16th July, 2019 10:00:33 printer

A delegation of the International Criminal Court (ICC) arrived in Dhaka on Tuesday on a weeklong visit to hold talks with government leaders on the burning Rohingya issue, particularly the abuse on the minority Muslim community meted out by Myanmar authorities.

The team, led by ICC Deputy Prosecutor James Kirkpatrick Stewart, landed at Hazrat Shahjalal International Airport in the morning.

The ICC delegation members are scheduled to hold a meeting with Foreign Secretary M Shahidul Haque at state guesthouse Padma this morning.

They will also meet Home Minister Asaduzzaman Khan at his Secretariat office and Law Minister Anisul Huq this evening.

The ICC team will have an internal meeting tomorrow and leave for Cox’s Bazar on Friday afternoon.

They will visit Rohingya camps and hold a meeting with the government authorities.

On Sunday, the ICC delegates will hold meetings with the Cox’s Bazar DC, the Refugee, Relief and Repatriation Commissioner and regional heads of Rapid Action Battalion (RAB), BGB and the acting superintendent of police in Cox’s Bazar.

The delegation is scheduled to leave Dhaka on Monday.

ICC Prosecutor Fatou Bensouda considers that there is a reasonable basis to proceed with an investigation into the alleged deportation of Rohingyas from Myanmar and related crimes committed in the context of the 2016 and 2017 waves of violence in Rakhine.

The ICC prosecutor has already requested its judges to authorise an investigation into alleged crimes like deportation, other inhumane acts and persecution against Rohingyas.

As Myanmar is not a State Party to the Rome Statute, but Bangladesh is, it is important to keep in mind that the authorisation to investigate, if granted by judges, would not extend to all crimes potentially committed in Myanmar, but will focus on crimes allegedly committed in part on the territory of Bangladesh, according to the ICC.

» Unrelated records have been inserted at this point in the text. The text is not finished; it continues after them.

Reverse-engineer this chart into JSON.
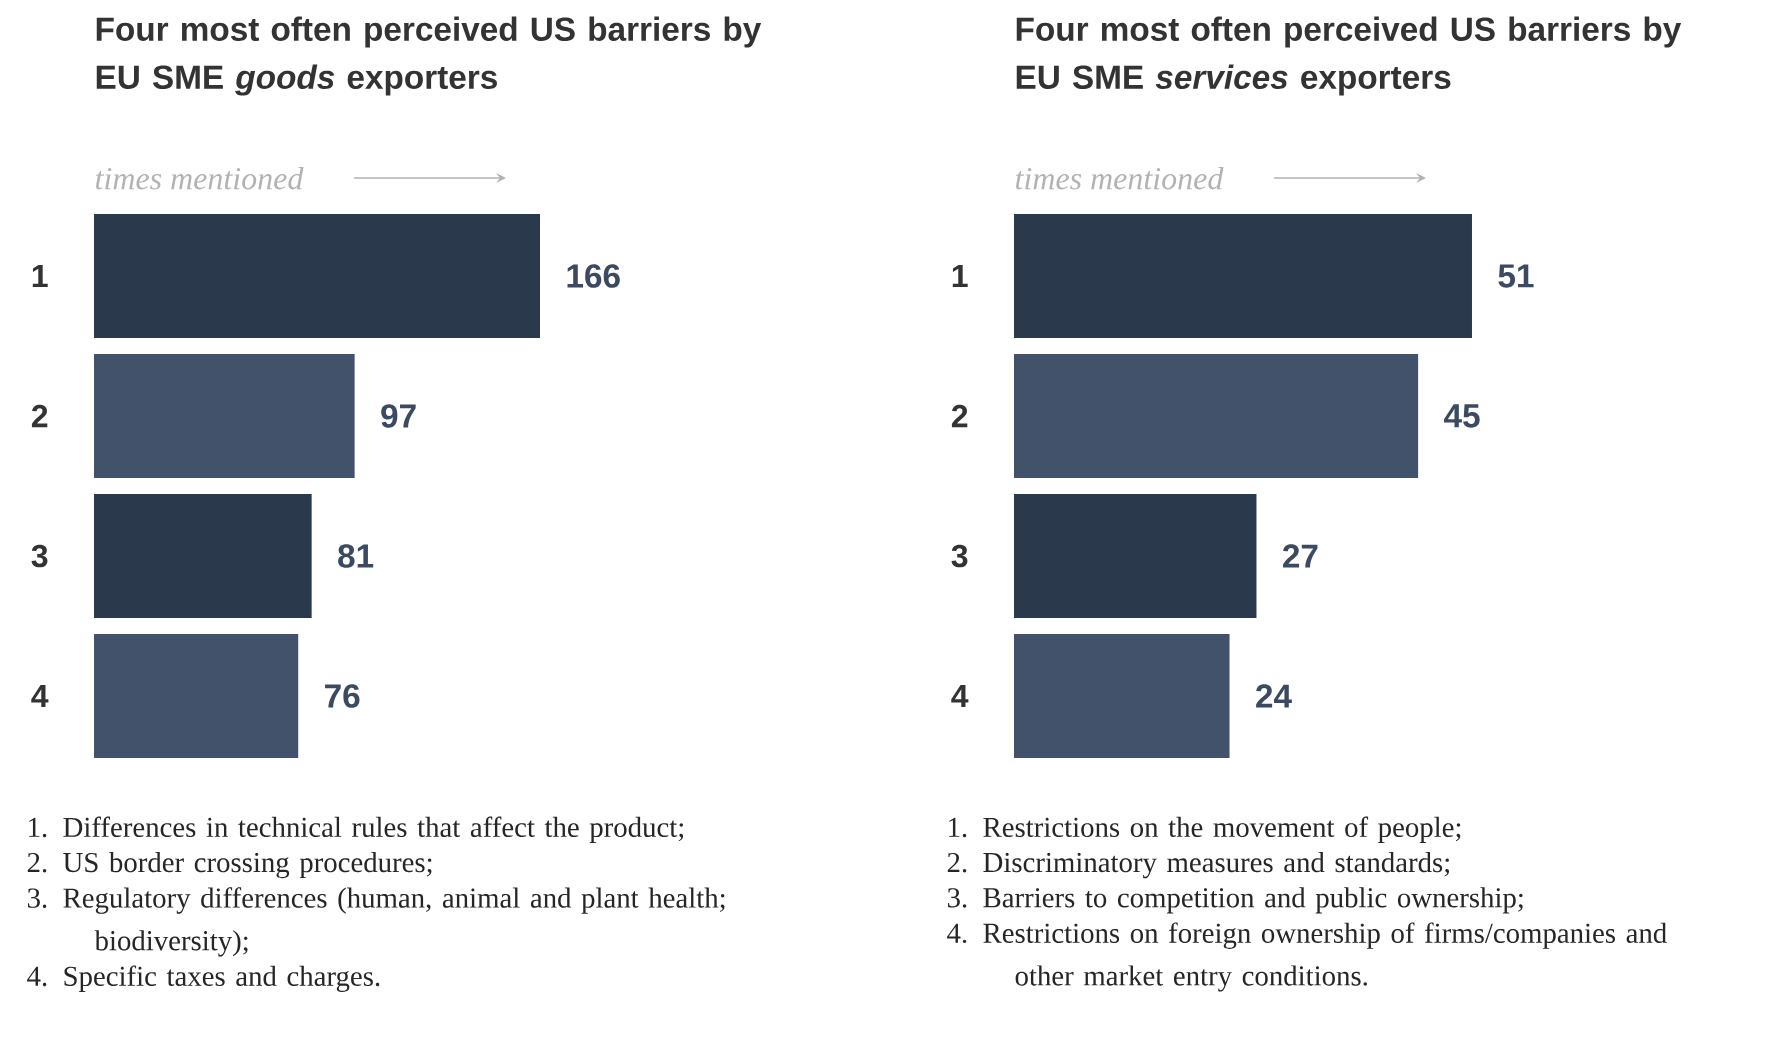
{
  "chart_data": [
    {
      "type": "bar",
      "orientation": "horizontal",
      "title": "Four most often perceived US barriers by EU SME *goods* exporters",
      "xlabel": "times mentioned",
      "categories": [
        "1",
        "2",
        "3",
        "4"
      ],
      "values": [
        166,
        97,
        81,
        76
      ],
      "colors": [
        "#2a394c",
        "#41526a",
        "#2a394c",
        "#41526a"
      ],
      "tick_labels": "y",
      "data_labels": true,
      "annotations": [
        "1. Differences in technical rules that affect the product;",
        "2. US border crossing procedures;",
        "3. Regulatory differences (human, animal and plant health; biodiversity);",
        "4. Specific taxes and charges."
      ]
    },
    {
      "type": "bar",
      "orientation": "horizontal",
      "title": "Four most often perceived US barriers by EU SME *services* exporters",
      "xlabel": "times mentioned",
      "categories": [
        "1",
        "2",
        "3",
        "4"
      ],
      "values": [
        51,
        45,
        27,
        24
      ],
      "colors": [
        "#2a394c",
        "#41526a",
        "#2a394c",
        "#41526a"
      ],
      "tick_labels": "y",
      "data_labels": true,
      "annotations": [
        "1. Restrictions on the movement of people;",
        "2. Discriminatory measures and standards;",
        "3. Barriers to competition and public ownership;",
        "4. Restrictions on foreign ownership of firms/companies and other market entry conditions."
      ]
    }
  ]
}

The request seeks authorisation from the court’s judges to open an investigation into alleged crimes within the jurisdiction of the court in which at least one element occurred in the territory of Bangladesh and within the context of two recent waves of violence in Rakhine of Myanmar as well as any other crimes which are sufficiently linked to these events.

The requested authorisation to investigate the situation covers the period since October 9, 2016.

The prosecutor’s request follows her office’s thorough preliminary examination which, in its assessment, concluded that the legal conditions required under the Rome Statute to open an investigation have been met.

On April 9 last year, the prosecutor filed a request with the court’s judges for a legal ruling on the question of jurisdiction over the alleged deportation of Rohingyas from Myanmar to Bangladesh.

On June 26 this year, the ICC has constituted a pretrial chamber and assigned it to the situation in Bangladesh and Myanmar in regard to the alleged crimes against the Rohingyas.

The ICC Presidency has constituted Pre-Trial Chamber III, composed of Judge Robert Fremr, Judge Olga Herrera Carbuccia and Judge Geoffrey Henderson, an ICC statement says.